“The most courageous act is still to think for yourself. Aloud.” ~Coco Chanel
“You know, Joui, I really like how you look tonight. I always thought your style before was… just a little wacky,” smiled Harry, a man I’d met during a forced networking meeting. He then smirked knowingly, like he was doing me a great favor.
Inside I screamed.
As a stylist one of the biggest fears my clients mention when we discuss any big change is feedback, judgment, and shame from their peers. And they are right to be fearful.
People will have commentary, trust me. But while everyone has an opinion, not everyone has a clue.
So we must be extremely careful who we let give us feedback.
I have made this mistake many times in the past. I let another person’s opinion cloud my own vision without first asking myself whether I even respect that opinion.
Like Harry, somehow just because they are a person with eyes I allow their remark to dig deep into my psyche and contort my energetic field. It feels like watching too many moving images at once.
Yes, I am sensitive. One unchecked opinion can cause me to feel ungrounded and unable to think clearly for myself.
But ultimately, this is my life. I’m the only one living behind my eyes, so I am the only one who can and should take ownership of my decisions.
So in cleansing my life recently I decided to create a set of requisites to better decide whose opinions I will let in.
I first came upon the idea in Brené Brown’s book Daring Greatly. She says that the work that scares us makes us most alive. But the more public and vocal you get, the more vulnerable you can become to outside input.
And so she created criteria for her own feedback “force field,” so to speak. Brown says “If you are not in the arena and also getting your arse kicked, I am not interested in your feedback.”
Let’s get back to Harry, for example. He made this comment during the annual BNI (Business Networking International) holiday party.
I was dropping by the BNI holiday party about a year after I ended my membership, mainly for old times sake. It was during a period of my style where I was intentionally letting go of originality and flamboyance to explore different ways of expressing my identity.
The night of the party I was in full-blown “mainstream sexy,” a pair of fitted black leggings, a classic pair of black heels, a white sweater, simple earrings. It was part identity experiment and part research project to understand women who enjoy looking this way so I could better support a broader range of style choices.
Now it was Harry’s turn to tell me how the flat-ironed, mainstream version of me was so much better than the wacky side he’d seen a year before. And let me just say, from one angle he was right.
I looked great. But sometimes looking “great” isn’t the point.

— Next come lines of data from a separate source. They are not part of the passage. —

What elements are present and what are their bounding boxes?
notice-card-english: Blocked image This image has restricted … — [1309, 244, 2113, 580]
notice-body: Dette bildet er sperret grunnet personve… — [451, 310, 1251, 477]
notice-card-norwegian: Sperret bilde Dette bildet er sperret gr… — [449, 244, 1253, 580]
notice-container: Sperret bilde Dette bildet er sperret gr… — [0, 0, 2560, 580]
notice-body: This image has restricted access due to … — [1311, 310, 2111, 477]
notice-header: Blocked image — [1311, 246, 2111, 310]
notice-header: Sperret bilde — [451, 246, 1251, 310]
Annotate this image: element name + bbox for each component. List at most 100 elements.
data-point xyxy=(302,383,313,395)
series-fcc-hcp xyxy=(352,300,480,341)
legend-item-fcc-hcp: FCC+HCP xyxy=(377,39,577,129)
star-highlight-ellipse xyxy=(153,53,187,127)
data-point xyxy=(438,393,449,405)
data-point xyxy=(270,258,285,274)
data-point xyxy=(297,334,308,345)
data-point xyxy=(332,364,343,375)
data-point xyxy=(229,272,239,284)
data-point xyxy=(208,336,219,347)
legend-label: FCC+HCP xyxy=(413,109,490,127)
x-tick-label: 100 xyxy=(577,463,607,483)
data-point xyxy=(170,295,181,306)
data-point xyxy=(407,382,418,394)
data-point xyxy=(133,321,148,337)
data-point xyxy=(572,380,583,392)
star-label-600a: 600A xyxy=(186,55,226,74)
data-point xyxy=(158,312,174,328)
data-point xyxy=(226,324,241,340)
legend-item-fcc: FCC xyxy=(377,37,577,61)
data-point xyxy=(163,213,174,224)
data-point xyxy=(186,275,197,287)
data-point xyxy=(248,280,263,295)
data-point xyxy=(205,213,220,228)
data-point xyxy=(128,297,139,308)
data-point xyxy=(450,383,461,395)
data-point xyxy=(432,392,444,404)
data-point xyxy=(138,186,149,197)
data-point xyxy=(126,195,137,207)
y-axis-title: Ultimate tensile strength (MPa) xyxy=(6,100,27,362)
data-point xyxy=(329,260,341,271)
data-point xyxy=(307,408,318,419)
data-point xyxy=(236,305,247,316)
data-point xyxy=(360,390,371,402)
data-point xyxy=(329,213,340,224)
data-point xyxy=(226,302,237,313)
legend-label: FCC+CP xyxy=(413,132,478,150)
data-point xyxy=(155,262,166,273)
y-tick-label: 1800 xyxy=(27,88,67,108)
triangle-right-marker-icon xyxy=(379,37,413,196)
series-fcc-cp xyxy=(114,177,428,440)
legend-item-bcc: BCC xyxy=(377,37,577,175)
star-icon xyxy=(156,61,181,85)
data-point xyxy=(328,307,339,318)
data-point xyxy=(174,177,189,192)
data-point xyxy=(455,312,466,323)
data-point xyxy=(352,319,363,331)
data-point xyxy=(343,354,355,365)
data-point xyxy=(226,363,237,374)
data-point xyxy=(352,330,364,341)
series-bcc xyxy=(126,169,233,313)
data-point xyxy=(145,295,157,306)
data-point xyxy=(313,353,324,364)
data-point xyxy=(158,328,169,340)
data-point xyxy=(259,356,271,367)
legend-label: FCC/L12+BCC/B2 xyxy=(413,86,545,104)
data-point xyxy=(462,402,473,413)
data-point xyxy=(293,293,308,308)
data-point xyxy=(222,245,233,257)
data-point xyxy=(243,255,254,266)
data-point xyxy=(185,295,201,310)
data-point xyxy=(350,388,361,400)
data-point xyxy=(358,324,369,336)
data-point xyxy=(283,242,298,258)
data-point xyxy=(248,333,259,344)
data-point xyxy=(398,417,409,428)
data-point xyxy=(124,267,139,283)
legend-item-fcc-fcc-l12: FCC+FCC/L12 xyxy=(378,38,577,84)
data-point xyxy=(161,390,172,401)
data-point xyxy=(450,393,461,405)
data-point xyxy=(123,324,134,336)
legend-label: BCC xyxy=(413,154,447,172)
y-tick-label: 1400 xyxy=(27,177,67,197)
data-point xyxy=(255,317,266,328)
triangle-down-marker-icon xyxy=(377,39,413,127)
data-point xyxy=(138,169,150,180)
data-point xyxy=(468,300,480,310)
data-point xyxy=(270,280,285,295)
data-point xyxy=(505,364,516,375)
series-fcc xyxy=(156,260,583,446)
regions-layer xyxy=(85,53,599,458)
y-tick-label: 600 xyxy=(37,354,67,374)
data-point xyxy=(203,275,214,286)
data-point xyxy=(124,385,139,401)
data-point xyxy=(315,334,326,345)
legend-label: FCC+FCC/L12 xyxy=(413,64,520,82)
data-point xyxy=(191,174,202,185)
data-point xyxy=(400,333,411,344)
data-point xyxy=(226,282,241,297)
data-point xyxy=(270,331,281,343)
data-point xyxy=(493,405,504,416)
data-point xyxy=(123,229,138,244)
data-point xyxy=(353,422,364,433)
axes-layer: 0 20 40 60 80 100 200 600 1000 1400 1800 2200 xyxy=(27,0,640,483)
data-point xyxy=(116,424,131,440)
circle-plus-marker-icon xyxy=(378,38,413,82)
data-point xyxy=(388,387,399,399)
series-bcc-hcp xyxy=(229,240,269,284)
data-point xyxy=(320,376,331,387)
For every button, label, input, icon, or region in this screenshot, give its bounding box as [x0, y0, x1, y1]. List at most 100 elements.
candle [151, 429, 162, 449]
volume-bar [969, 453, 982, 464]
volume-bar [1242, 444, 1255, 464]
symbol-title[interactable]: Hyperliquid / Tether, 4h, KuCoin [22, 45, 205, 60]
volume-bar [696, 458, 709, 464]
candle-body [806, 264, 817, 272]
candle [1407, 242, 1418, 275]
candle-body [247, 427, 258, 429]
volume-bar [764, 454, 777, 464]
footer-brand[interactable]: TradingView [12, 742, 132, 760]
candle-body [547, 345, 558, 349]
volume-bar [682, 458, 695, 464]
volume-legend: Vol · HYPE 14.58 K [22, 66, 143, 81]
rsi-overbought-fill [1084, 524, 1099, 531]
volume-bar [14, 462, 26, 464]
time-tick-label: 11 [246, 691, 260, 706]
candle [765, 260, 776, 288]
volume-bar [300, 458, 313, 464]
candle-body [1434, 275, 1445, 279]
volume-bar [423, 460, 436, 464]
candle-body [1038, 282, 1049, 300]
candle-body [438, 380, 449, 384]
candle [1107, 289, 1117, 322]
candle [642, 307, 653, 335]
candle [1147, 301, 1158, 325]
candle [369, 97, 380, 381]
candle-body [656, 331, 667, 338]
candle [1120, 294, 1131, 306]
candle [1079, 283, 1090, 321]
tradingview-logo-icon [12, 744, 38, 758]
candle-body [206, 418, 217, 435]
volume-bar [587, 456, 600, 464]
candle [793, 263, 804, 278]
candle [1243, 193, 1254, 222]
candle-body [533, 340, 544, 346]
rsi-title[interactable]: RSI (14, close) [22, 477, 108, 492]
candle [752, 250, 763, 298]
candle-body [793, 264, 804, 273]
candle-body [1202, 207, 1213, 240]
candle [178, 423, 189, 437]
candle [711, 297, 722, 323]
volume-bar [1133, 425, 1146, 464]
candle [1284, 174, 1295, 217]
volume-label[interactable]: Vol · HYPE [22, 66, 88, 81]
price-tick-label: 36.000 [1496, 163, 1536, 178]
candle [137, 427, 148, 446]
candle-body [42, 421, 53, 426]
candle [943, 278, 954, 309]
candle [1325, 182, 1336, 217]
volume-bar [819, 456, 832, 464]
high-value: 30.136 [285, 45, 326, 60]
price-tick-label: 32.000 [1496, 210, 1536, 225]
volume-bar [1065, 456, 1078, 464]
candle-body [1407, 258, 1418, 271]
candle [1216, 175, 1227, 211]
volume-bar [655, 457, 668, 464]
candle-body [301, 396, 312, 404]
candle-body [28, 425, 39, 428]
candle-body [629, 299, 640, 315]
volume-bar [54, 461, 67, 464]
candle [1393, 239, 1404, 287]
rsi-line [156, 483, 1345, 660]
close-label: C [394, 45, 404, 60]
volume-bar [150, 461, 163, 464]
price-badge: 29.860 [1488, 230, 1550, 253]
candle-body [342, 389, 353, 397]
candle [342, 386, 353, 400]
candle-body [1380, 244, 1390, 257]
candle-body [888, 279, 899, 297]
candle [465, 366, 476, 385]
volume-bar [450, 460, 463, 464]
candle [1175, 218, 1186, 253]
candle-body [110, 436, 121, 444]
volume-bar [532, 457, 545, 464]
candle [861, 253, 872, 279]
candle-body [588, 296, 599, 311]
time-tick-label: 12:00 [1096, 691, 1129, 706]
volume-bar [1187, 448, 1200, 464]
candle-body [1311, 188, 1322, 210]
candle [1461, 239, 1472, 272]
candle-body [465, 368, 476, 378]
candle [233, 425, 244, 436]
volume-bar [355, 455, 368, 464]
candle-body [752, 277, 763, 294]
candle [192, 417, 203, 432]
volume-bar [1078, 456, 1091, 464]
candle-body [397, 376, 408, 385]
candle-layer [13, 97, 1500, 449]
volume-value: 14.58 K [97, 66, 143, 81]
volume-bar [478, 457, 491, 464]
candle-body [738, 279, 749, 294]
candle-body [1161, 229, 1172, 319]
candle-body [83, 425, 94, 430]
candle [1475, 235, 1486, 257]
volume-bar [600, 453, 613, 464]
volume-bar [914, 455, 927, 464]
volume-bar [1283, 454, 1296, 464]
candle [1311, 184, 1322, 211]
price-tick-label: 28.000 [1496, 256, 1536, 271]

In a world of endless options, it’s more important to look like me.
This is why getting your criteria straight for whose input you let in is vital. Otherwise, it is very easy to find yourself waking up one day and not recognizing yourself because you fell into other people’s ideas of who you are instead of your own.
If you are going to allow someone to be a competent mirror for you, here are a few factors I suggest considering.
1. Is this person someone whose life’s work you admire? Is this someone with a promising, positive vision of themselves in the world? Essentially, do you love what they are up to?
2. Do you love the way this individual sees you and who you aspire to be? Are they someone who supports you and inspires you to rise to every opportunity for personal growth?
3. If this person is commenting on style, image, or branding do they have good taste? Do they have taste you admire? Have they mastered aesthetics? According to Brené Brown, are they “in the arena”?
Most importantly, trust most those people that hold you in a warm, accepting light, and have your best interests at heart.
So let’s take a moment to reflect on Harry and his opinion of my look.
1. Was Harry the epitome of style? Answer: No.
2. Was Harry the type of person I respected in work, career, life? Answer: No.
3. Was Harry the kind of person I wanted more of in my world? Answer: Once again no.
So how did I interpret Harry’s comment? Well, it did influence me in so far as I had been looking for a moment to stop experimenting in this style. His response to “Mainstream Joui” reminded me I was off.
I needed more flair. I needed to bring back a little Wacky Joui, and fast. I guess this is an example of a reverse influence.
You must carefully and consciously select the people who you actively allow to influence, judge, or cause you to feel shame.
And remember, if you are a creative, empath, artist, or any type of deeply sensitive being, be on high alert. You may be extremely vulnerable to molding yourself to those around you and what they need.
Choosing who you hang around with has the power to make or break you. You are the company you keep.
You are the opinion of those closest to you.